Scott and Sarah Flury officially took over from Lynn Rullman and sister Suzy Taylor and her husband John Taylor in April of 2017. The Flurys also opened Latte Da Coffee House and Wine Bar in 2010.

grant house eatery restaurant vancouver wa officers row

About Executive Chef Capers Ogletree

Caper Ogletree is Executive Chef and Director of Operations of Eatery at the Grant House in Vancouver, Washington where locally-grown ingredients and farm-to-table freshness are at the heart of every of meal.
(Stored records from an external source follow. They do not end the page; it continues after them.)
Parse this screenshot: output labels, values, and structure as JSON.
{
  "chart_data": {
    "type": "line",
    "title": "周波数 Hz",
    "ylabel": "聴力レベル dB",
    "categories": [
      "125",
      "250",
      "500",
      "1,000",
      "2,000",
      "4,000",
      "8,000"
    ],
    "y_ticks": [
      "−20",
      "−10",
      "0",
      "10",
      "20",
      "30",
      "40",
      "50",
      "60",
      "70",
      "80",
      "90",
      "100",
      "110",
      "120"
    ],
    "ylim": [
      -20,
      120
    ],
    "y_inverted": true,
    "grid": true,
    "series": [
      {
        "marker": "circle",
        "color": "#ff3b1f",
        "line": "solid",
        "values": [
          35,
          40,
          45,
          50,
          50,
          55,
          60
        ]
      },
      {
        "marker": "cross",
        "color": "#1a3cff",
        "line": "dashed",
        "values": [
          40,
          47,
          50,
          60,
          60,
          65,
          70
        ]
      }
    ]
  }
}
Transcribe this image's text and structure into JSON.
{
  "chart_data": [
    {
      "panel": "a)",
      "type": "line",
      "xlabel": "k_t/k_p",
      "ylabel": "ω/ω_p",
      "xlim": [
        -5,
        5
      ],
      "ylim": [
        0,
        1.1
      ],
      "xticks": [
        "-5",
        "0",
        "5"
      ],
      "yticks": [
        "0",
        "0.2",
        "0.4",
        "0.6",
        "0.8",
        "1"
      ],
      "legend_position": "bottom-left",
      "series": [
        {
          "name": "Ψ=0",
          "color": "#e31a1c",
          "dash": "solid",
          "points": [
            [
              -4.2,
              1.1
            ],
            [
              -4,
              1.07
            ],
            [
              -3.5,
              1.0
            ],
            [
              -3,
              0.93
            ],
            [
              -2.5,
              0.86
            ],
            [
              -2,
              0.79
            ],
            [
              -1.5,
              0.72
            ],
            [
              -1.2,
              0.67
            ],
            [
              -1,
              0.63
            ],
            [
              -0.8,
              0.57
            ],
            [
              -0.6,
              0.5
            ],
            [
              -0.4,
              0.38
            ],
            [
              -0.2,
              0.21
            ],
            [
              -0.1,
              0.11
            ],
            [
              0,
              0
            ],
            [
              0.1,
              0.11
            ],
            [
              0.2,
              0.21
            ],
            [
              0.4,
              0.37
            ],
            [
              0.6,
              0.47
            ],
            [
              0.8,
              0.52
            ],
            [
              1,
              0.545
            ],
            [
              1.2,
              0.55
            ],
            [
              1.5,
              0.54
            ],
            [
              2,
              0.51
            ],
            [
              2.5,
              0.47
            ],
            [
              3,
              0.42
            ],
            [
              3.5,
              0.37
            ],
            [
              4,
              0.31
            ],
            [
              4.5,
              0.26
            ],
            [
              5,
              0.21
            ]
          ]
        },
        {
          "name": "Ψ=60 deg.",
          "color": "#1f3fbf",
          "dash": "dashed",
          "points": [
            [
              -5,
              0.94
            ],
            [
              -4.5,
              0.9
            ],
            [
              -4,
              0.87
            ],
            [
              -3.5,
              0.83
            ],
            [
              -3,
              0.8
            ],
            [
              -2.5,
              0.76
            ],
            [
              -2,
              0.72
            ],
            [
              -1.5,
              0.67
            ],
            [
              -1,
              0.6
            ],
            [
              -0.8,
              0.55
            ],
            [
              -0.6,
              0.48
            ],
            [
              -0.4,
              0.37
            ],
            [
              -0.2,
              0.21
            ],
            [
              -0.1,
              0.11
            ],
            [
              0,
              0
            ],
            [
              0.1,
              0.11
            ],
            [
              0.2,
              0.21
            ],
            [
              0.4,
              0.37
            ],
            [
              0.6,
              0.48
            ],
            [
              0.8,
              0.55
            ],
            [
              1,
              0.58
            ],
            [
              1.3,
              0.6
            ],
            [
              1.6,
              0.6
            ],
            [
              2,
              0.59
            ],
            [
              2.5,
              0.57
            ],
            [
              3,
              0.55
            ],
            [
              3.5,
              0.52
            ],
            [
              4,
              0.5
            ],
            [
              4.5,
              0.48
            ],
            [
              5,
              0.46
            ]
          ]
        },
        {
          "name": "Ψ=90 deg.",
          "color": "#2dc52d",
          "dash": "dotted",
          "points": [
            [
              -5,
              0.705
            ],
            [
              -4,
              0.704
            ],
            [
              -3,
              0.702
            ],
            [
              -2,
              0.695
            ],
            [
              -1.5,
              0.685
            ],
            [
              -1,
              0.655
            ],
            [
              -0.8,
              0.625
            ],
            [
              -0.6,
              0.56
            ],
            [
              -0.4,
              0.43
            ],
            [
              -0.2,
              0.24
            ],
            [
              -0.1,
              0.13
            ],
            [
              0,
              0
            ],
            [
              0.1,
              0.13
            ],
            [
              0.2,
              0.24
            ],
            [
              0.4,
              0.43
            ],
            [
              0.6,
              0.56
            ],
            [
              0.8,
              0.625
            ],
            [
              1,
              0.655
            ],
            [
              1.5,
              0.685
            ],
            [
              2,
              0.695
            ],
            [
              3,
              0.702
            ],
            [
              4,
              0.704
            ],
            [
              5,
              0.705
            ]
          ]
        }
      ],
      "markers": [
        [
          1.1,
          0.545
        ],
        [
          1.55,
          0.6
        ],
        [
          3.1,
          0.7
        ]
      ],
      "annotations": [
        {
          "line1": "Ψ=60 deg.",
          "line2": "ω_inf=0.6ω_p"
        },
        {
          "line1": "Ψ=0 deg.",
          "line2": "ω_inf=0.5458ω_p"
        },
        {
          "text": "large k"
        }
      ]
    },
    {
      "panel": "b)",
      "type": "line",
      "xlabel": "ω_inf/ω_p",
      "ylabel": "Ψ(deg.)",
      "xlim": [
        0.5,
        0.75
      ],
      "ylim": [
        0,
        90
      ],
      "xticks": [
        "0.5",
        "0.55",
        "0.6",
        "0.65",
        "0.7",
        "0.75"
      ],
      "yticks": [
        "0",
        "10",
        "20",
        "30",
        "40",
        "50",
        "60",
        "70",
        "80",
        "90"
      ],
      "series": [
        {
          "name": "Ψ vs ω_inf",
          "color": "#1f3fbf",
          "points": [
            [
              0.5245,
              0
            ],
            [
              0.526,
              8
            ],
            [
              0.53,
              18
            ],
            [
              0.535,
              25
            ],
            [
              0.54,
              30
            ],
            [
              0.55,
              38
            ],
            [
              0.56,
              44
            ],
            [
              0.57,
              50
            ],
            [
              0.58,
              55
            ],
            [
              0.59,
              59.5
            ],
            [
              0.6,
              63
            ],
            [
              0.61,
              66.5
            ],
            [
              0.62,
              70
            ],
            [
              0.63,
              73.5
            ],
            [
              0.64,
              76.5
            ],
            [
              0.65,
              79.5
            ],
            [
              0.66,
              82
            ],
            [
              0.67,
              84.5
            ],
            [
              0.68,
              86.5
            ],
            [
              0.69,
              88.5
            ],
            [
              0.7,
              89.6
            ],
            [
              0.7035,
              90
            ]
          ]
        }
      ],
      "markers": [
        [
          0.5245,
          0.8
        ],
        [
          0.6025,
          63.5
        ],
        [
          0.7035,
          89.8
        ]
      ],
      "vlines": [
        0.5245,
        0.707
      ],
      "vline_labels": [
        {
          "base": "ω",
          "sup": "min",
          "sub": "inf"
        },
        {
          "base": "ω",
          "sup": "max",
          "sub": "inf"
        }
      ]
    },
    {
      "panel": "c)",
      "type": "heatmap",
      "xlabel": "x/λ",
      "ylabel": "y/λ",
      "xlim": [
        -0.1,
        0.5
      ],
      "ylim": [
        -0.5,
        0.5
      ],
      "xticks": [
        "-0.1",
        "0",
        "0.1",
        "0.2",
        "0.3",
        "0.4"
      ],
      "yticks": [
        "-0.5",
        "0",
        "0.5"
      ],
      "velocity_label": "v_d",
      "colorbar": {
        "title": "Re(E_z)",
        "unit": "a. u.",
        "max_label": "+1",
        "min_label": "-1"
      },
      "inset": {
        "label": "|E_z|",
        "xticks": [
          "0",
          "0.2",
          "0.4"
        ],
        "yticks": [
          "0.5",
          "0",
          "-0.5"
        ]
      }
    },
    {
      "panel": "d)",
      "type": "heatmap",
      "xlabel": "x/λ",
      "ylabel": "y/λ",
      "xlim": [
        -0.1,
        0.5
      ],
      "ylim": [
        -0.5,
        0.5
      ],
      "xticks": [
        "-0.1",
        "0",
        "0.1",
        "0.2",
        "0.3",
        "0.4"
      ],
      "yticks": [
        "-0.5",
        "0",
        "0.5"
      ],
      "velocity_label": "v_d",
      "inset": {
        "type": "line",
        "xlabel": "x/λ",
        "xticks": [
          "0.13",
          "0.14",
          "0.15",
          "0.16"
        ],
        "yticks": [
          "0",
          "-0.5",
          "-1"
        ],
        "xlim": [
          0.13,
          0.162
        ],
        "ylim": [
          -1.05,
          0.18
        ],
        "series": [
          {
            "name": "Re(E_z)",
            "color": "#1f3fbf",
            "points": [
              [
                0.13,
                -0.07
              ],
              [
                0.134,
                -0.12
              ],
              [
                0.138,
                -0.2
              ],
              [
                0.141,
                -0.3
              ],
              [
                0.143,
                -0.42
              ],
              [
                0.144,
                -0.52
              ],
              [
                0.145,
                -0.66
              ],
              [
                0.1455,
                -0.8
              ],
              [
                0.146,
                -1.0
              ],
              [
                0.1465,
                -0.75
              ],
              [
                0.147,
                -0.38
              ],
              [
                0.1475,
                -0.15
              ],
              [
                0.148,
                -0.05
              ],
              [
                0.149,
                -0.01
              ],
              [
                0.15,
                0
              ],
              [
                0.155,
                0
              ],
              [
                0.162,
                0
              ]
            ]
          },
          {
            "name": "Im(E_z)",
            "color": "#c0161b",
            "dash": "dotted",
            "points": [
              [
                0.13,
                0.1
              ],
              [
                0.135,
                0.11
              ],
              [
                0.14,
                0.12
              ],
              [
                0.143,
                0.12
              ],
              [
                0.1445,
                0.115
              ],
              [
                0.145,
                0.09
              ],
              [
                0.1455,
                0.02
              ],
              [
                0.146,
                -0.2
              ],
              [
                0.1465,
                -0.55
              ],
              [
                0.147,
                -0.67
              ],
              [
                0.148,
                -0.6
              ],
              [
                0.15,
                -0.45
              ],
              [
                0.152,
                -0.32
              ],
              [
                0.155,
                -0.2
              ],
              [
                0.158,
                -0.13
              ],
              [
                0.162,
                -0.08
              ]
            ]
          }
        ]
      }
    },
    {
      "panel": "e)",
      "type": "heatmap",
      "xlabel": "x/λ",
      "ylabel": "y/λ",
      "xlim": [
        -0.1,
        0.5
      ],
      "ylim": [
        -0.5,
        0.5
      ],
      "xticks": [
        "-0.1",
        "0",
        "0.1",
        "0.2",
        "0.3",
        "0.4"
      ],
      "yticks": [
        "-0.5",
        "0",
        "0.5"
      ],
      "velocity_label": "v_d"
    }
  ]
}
Ogletree grew up in Atlanta where he worked as a professional drummer for several years before diving into the culinary world. He headed to New York City to learn the ropes and hone his skills at standouts including Jean Georges, Saul, and DINER.

In 2010, Ogletree moved to the Pacific Northwest and began to fall deeper in love with his craft. He discovered an appreciation for elevating lesser-known cuts of meat into beautiful cuisine while working under Aaron Barnett at St. Jack. Cooking with Joshua McFadden at Ava Gene’s opened Ogletree’s eyes to the riches of Oregon and Washington produce and the value of building lasting relationships with small farmers and producers.

Now at the helm of Eatery at the Grant House, Ogletree sources all local produce, locally raised meat and fresh seafood, as well as herbs and produce grown on-site in the restaurant’s hearty garden.